FILM OBSERVATION: An Inconvenient Truth


Our date on Sunday was to see “the Al Gore film”. Yet, I was surprised how truly personal the story was.

You can read reviews in lots of places. Here are my reactions:

1) I left the theater angry, not about global warming – I was already ticked about that – but how I wished that Al Gore were more personable six years ago, rather than sounding like a policy wonk, talking about the Social Security “lockbox”. Maybe he would have won Tennessee, his home state, and what happened in Florida would have been irrelevant.

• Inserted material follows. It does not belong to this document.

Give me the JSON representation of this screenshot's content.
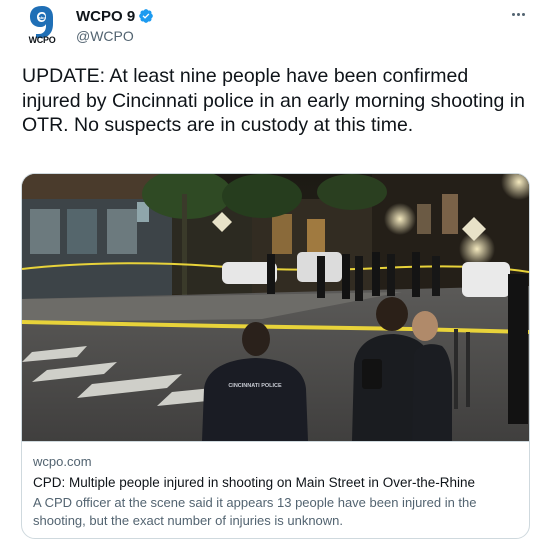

2) The film merely confirmed what I had been thinking for years: that the government’s low standards on highway mileage, which included setting standards then letting Detroit postpone them as “too expensive”, is why Ford and GM are in such trouble today.

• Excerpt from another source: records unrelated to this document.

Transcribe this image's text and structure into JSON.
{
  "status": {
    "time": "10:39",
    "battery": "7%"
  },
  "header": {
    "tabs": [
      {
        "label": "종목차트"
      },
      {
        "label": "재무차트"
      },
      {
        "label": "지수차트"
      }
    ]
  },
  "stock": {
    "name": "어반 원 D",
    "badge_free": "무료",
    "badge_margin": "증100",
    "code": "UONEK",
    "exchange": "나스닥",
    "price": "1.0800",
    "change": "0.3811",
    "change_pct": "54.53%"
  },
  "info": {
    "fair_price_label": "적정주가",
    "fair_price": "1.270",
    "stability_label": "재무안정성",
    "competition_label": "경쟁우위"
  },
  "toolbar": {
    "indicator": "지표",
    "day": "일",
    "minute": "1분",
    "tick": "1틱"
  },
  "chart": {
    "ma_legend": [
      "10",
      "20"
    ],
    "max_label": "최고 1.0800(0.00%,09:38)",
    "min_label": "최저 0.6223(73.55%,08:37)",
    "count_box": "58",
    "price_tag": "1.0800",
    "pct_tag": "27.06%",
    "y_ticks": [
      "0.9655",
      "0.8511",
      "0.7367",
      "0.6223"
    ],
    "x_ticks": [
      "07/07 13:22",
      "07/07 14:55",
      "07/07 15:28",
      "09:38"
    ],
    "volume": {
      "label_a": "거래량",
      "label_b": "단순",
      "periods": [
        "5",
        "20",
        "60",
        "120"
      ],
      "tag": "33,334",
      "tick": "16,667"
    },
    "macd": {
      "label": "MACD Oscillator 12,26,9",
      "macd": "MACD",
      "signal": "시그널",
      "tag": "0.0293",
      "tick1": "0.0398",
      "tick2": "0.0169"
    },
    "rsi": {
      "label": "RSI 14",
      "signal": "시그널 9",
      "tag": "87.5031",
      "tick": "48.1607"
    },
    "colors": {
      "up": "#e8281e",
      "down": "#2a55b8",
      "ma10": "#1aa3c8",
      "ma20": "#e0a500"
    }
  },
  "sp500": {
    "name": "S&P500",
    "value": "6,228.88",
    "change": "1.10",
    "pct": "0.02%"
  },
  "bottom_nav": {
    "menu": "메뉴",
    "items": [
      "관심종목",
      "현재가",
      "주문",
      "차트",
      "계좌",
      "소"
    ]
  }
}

3) I wish I could better explain to someone why the excessive rain in the Northeast earlier this month, and 118 in Phoenix earlier this week are caused by the same phenomenon.

4) Someone hissed when W briefly appeared on the screen. It wasn’t by me, but it could have been.

5) Carol and I had already agreed that we need better insulation for our house.

6) Mass transit is a solution, but how do we do that amidst urban sprawl? The issue of that aspect of development, not touched on in the film if I recall correctly, is a huge problem.

7) I feel sorry for Jimmy Carter, and for Al Gore too. When Carter was President, declared a Moral Equivalent of War (MEOW) on the energy crisis, and wore a sweater in the White House, it just wasn’t the message people wanted to hear at that point. Gore has had this same message for three decades before just recently started getting any real traction.

8) Not directly from the film: I had long thought that it would take $3/gallon gasoline before consumption in the U.S. would really change, I mean lower usage for a sustained period. What IS the price point, $4/gallon?

9) Go to the website here.

10) Go see the film. Tell other people to go see the film.